元辰水:竜脈が入首するところから流れ出る水で、竜脈の「乳」のようなものであり、最も穴場に近いがゆえに第一吉水と為す。
二十四山方位:羅盤上の方位体系。文中の「巽丙丁震庚艮亥辛巳壬」は三合派水法において陽に属する方位であり、陽方から来水すれば吉と為す。具体的な配属は羅盤の使用に依る。
景観生態学:現代景観生態学の水系連通性、浜水緩衝帯、湿地生態機能に関する研究は、風水水法の「水口関鎖」「湾環有情」の觀念と構造上の類似性が存在する。研究によれば、弯曲した河道は直線河道よりも強い生態浄化能力と生息地多様性を持つ。
環境心理学:水景に対する人間の選好は文化を超えて一致性を持つ——環抱形の水景は普遍的に安全感と快適さを与えると認識される。これは「反弓水は凶」という伝統的判断と一致し、人間の進化過程における水流の浸食に対する直感的警戒に由来する可能性がある。
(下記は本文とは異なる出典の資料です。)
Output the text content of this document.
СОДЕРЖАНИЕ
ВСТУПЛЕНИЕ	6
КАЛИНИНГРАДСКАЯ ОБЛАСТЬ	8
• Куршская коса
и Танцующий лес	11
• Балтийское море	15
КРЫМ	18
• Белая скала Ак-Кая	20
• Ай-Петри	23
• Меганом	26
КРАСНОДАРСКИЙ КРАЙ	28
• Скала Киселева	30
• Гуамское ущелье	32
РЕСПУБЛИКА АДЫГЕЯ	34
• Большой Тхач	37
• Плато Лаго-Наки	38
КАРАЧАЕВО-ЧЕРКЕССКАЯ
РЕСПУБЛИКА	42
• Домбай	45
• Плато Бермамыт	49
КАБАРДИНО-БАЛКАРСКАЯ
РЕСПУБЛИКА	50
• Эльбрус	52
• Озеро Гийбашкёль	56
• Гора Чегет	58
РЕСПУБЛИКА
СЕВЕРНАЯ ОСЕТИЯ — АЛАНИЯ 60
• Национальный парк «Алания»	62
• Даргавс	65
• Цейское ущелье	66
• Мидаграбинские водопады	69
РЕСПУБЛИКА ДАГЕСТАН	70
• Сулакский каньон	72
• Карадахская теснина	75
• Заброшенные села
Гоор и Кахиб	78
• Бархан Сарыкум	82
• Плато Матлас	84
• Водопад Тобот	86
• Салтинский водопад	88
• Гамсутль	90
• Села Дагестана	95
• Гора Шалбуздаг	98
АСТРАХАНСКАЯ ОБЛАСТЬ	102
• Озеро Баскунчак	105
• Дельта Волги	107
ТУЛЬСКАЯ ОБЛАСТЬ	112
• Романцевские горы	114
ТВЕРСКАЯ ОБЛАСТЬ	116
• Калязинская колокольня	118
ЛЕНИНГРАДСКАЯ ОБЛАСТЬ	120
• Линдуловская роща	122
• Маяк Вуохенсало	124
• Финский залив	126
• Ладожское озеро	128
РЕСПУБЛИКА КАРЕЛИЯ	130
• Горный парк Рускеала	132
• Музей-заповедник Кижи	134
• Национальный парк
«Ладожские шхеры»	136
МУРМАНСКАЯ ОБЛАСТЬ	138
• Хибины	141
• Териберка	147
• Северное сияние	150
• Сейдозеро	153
水文地質学:古代の「水を嘗むる法」は現代の地下水水質の迅速評価方法(感覚指標評価)と比較可能である。水色、匂い、口感は、依然として水源の安全性を初步的に判断する重要な指標である。
都市水システム計画:「海绵都市」の理念における水体滞留、蓄存、緩釈の設計原則は、『博山篇』が強調する「水を堂に聚む」「水口は緊なるべき」と趣を同じくする——いずれも水資源の最大化利用と生態効果の最適化を追求する。